The long dry spell throughout much of February and March, caused by an unexpected El Nino that kept the main rain belt to the north of Zimbabwe, will cause serious hardship in significant areas of the country.

That’s not the only thing, of course, but an article from the Harare Herald ((Posted at allAfrica.com)) makes a plea for farmers to grow local indigenous grains such as “sorghum, mhunga and rapoko” rather than watch maize “wilt and die four years out of five”.

It is a wonderful article, making lots of good points. That food-for-work programmes should be accompanied by intensive training on growing small grains, so that those who need it most can become self-reliant in food and maybe even sell a bit for income. That modern machinery makes preparation much easier, and it isn’t expensive. That an advertising campaign could make a virtue of sadza ((Zimbabwean porridge?)) the way grandmothers made it. That there are benefits for urban consumers too. And finally, “Variety is wonderful. But we should not be rejecting indigenous grains simply because they are not “modern” or “Western”. We should be using them as well”.
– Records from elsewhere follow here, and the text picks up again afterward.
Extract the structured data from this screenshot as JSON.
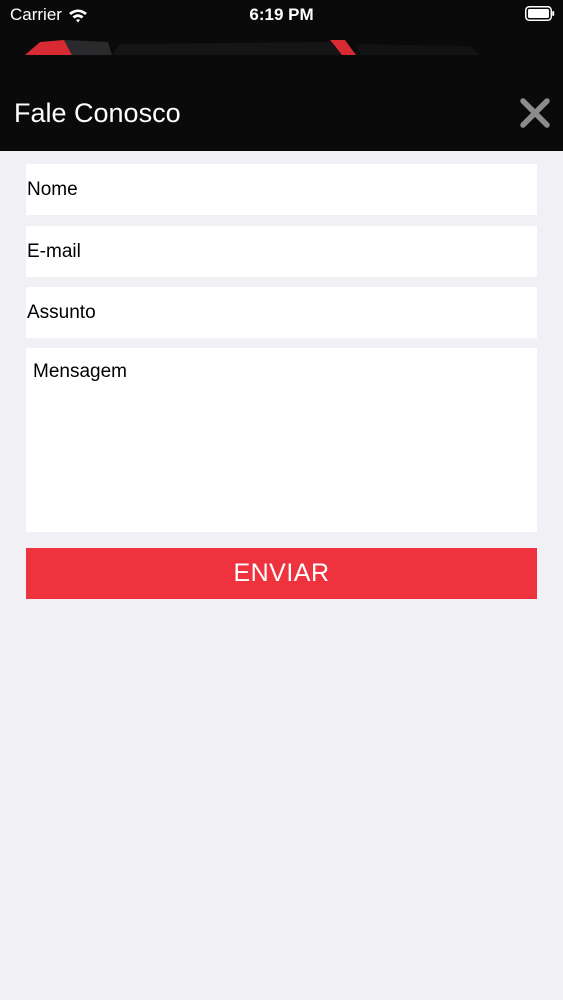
{
  "status_bar": {
    "carrier": "Carrier",
    "time": "6:19 PM"
  },
  "header": {
    "title": "Fale Conosco",
    "close_icon": "close-icon"
  },
  "form": {
    "name_placeholder": "Nome",
    "email_placeholder": "E-mail",
    "subject_placeholder": "Assunto",
    "message_placeholder": "Mensagem",
    "send_label": "ENVIAR"
  },
  "colors": {
    "header_bg": "#0a0a0b",
    "page_bg": "#f1f0f5",
    "accent": "#ee333e"
  }
}
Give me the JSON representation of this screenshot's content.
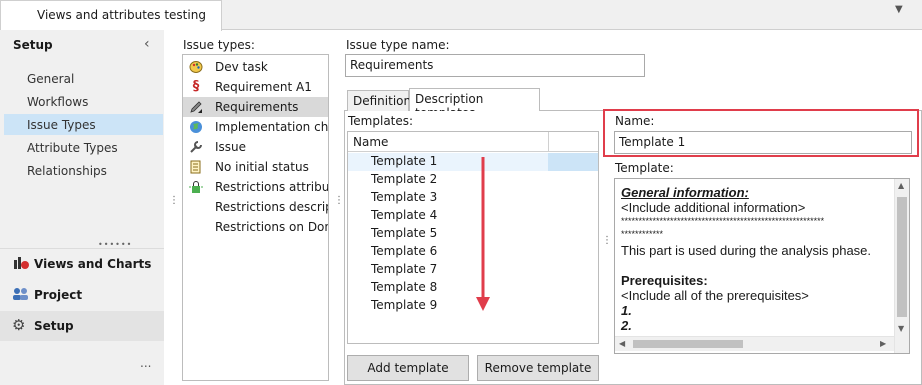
{
  "window": {
    "tab_title": "Views and attributes testing"
  },
  "sidebar": {
    "title": "Setup",
    "items": [
      {
        "label": "General"
      },
      {
        "label": "Workflows"
      },
      {
        "label": "Issue Types"
      },
      {
        "label": "Attribute Types"
      },
      {
        "label": "Relationships"
      }
    ],
    "sections": [
      {
        "label": "Views and Charts",
        "icon": "views-charts-icon"
      },
      {
        "label": "Project",
        "icon": "project-users-icon"
      },
      {
        "label": "Setup",
        "icon": "gear-icon"
      }
    ],
    "more": "..."
  },
  "issue_types": {
    "label": "Issue types:",
    "items": [
      {
        "label": "Dev task",
        "icon": "palette-icon"
      },
      {
        "label": "Requirement A1",
        "icon": "section-sign-icon"
      },
      {
        "label": "Requirements",
        "icon": "pencil-icon"
      },
      {
        "label": "Implementation change",
        "icon": "globe-icon"
      },
      {
        "label": "Issue",
        "icon": "wrench-icon"
      },
      {
        "label": "No initial status",
        "icon": "document-icon"
      },
      {
        "label": "Restrictions attributes",
        "icon": "lock-icon"
      },
      {
        "label": "Restrictions description",
        "icon": ""
      },
      {
        "label": "Restrictions on Done",
        "icon": ""
      }
    ],
    "selected": "Requirements"
  },
  "detail": {
    "type_name_label": "Issue type name:",
    "type_name_value": "Requirements",
    "tabs": [
      {
        "label": "Definition"
      },
      {
        "label": "Description templates"
      }
    ],
    "templates_label": "Templates:",
    "grid_header": "Name",
    "templates": [
      "Template 1",
      "Template 2",
      "Template 3",
      "Template 4",
      "Template 5",
      "Template 6",
      "Template 7",
      "Template 8",
      "Template 9"
    ],
    "add_button": "Add template",
    "remove_button": "Remove template",
    "name_label": "Name:",
    "name_value": "Template 1",
    "template_label": "Template:",
    "template_body": {
      "heading": "General information:",
      "line1": "<Include additional information>",
      "stars1": "**********************************************************",
      "stars2": "************",
      "line2": "This part is used during the analysis phase.",
      "heading2": "Prerequisites:",
      "line3": "<Include all of the prerequisites>",
      "item1": "1.",
      "item2": "2."
    }
  },
  "colors": {
    "highlight": "#e03d4b",
    "selection": "#cce4f7"
  }
}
I wonder whether anyone is listening?

The Ethiopian Herald, meanwhile, says green gram is becoming the crop of choice in Southern Wollo zone. A legume, green gram (Vigna radiata, maybe most familiar in the West as mung bean) improves soil fertility, ripens more rapidly and doubles or even triples incomes. One farmer is quoted as having replaced his teff crop with green gram, but if everybody does that, who is going to supply the teff flour for njera?

2 Replies to “Local and exotic crops in Africa”

  1. Alpha: The problem is that native pests and diseases like native crops better than introduced crops. Also, most people in Sub-Saharan Africa like eating maize better than sorghum and pearl millet. For myself njera from white teff any day.